Authenticating Proxy
When you create a Zendesk Support Channel integration, you also create a Zendesk app that administrators use to discover and install your integration. That Zendesk app may not have any agent-visible user interface. However, you may choose to empower agents by adding functionality to the app. For example, if you make an Instagram integration, you might want to display a heart icon that indicates if the Instagram user has "liked" the photo. When an agent clicks on the heart icon, your integration "likes" the photo as the Instagram user associated with the account.
The Zendesk app can't call the integration service or the origin service directly, but it can use Zendesk as a proxy to call the integration service on its behalf.
What does the proxy do, and for whom?
This is a bit confusing, as there are a number of interested parties, including:
-
The Zendesk Support agent, who may or may not have an Instagram account
-
The Zendesk Support administrator, who set up the Instagram integration in their Zendesk Support account
-
The Instagram user identified by the Zendesk Support administrator. This is typically an account for a business, such as the Omniwear Instagram account.
-
The Instagram integration, which connects to the Instagram API as a specific user (e.g. as the Omniwear Instagram account)
When the Zendesk Support agent clicks on the "like" button in the Zendesk app, they're not indicating that they personally like the photo. Instead, they're indicating that the photo should be "liked" by the integration on behalf of their Zendesk Support account. For example, the Omniwear Instagram account should be the one doing the liking.

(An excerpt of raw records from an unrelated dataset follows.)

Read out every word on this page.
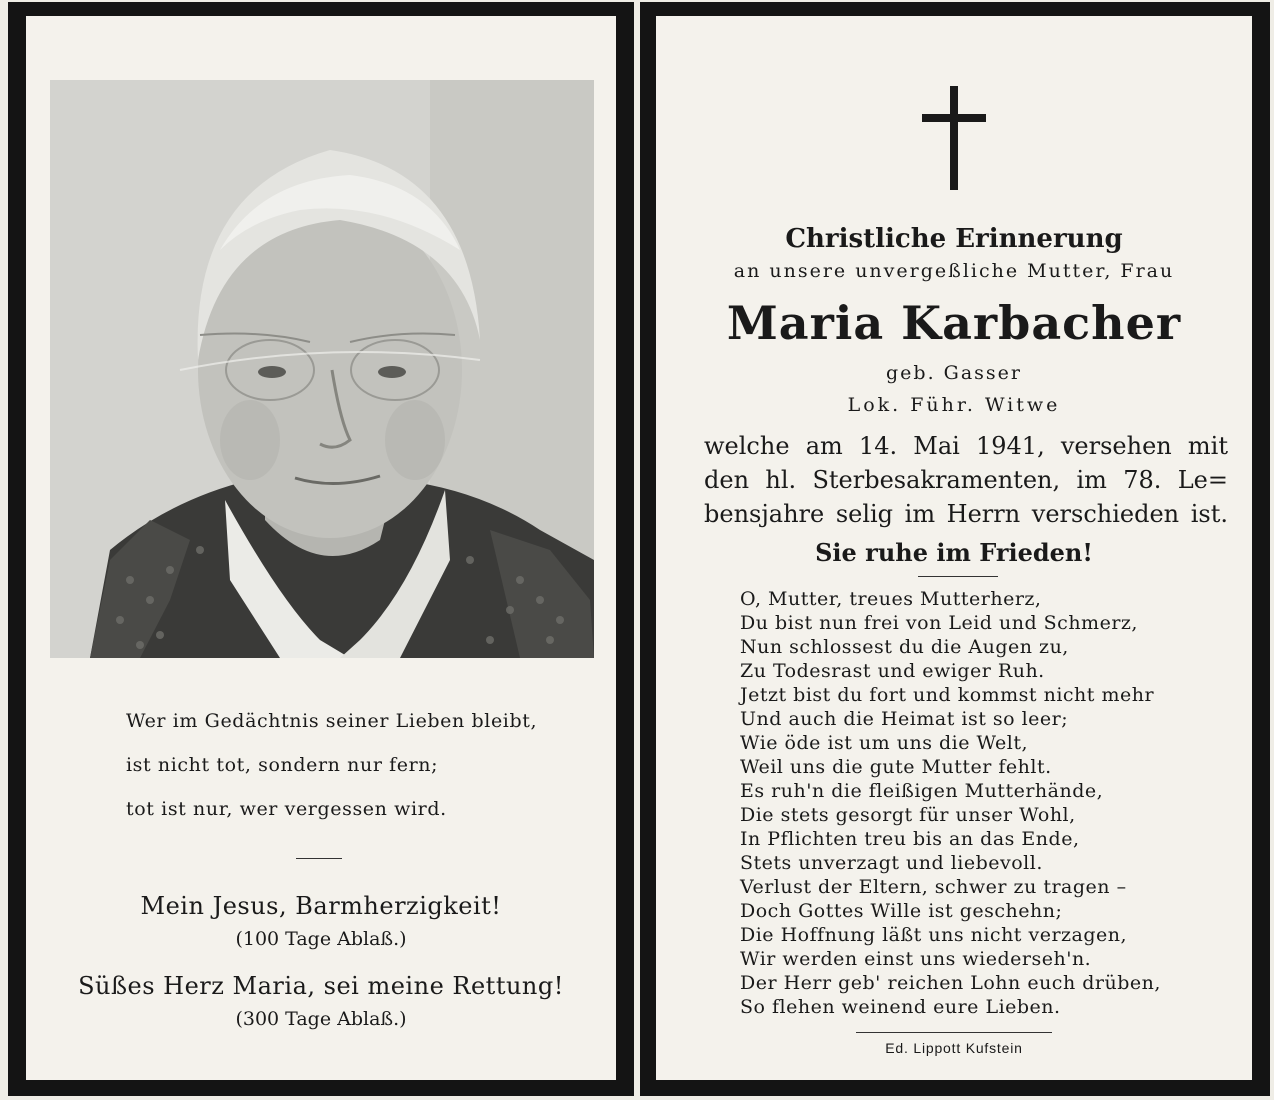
Wer im Gedächtnis seiner Lieben bleibt,
ist nicht tot, sondern nur fern;
tot ist nur, wer vergessen wird.
Mein Jesus, Barmherzigkeit!
(100 Tage Ablaß.)
Süßes Herz Maria, sei meine Rettung!
(300 Tage Ablaß.)
Christliche Erinnerung
an unsere unvergeßliche Mutter, Frau
Maria Karbacher
geb. Gasser
Lok. Führ. Witwe
welche am 14. Mai 1941, versehen mit
den hl. Sterbesakramenten, im 78. Le=
bensjahre selig im Herrn verschieden ist.
Sie ruhe im Frieden!
O, Mutter, treues Mutterherz,
Du bist nun frei von Leid und Schmerz,
Nun schlossest du die Augen zu,
Zu Todesrast und ewiger Ruh.
Jetzt bist du fort und kommst nicht mehr
Und auch die Heimat ist so leer;
Wie öde ist um uns die Welt,
Weil uns die gute Mutter fehlt.
Es ruh'n die fleißigen Mutterhände,
Die stets gesorgt für unser Wohl,
In Pflichten treu bis an das Ende,
Stets unverzagt und liebevoll.
Verlust der Eltern, schwer zu tragen –
Doch Gottes Wille ist geschehn;
Die Hoffnung läßt uns nicht verzagen,
Wir werden einst uns wiederseh'n.
Der Herr geb' reichen Lohn euch drüben,
So flehen weinend eure Lieben.
Ed. Lippott Kufstein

How would the Zendesk app implement this "like" button? It doesn't know which Instagram account it should use, and it certainly doesn't have authentication information, such as the username or password.
The application cannot call through to Instagram directly. It cannot even call through to the integration service directly, as it doesn't have authentication information. However, it can call Zendesk, which can call through to the integration service on its behalf.
The application, acting on behalf of the agent, calls Zendesk. Zendesk then calls the integration service, passing along authentication information that was set up by the Zendesk Support administrator. The integration service uses the authentication information supplied by Zendesk to connect to the Instagram API and perform the appropriate "like" operation.
Of course, setting data isn't the only problem. The application also wants to know if the "like" button should be in the "currently liking" state, or in the "currently not liking" state. The application needs to get that information from Instagram. This also requires authentication -- essentially the same problem as setting the "like" state.
POSTing data to Zendesk for the integration service
Zendesk allows applications to POST JSON to the /api/v2/any_channel/proxy.json endpoint. When calling the endpoint, the application will supply the ticket ID and desired endpoint in as query string parameters. The POSTed body should be JSON that will be passed through to the integration service, and may be blank. The query string parameters are:
Parameter | Type | Max chars | Comments |
---|---|---|---|
ticket_id | string | The ID of the Zendesk ticket that the application is displaying to the agent | |
post_to_path | string | 511 | The URL in the integration service that the application wishes to POST to. If relative, it is interpreted as relative to the manifest URL. Must be an HTTPS URL hosted on the same domain as the manifest. |
Example:
curl -X "POST" 'https://{subdomain}.zendesk.com/api/v2/any_channel/proxy.json?ticket_id=62&post_to_path=/like' \
-H 'Content-Type: application/json' \
-H 'Accept: application/json' \
-d $'{
"liked": "true"
}'
What Zendesk passes to the integration service
When an application posts data to the proxy endpoint in Zendesk, Zendesk passes the data through to the integration service. It supplements that data with the metadata from the integration instance. Zendesk POSTs the following parameters to post_to_path
in the integration service:
Parameter | Type | Comments |
---|---|---|
instance_metadata | string | Metadata from the integration instance associated with the ticket ID passed to the proxy endpoint |
client_data | string | JSON body of the original POST from the application to the Zendesk proxy endpoint |
Any JSON response from the integration service is passed back to the caller.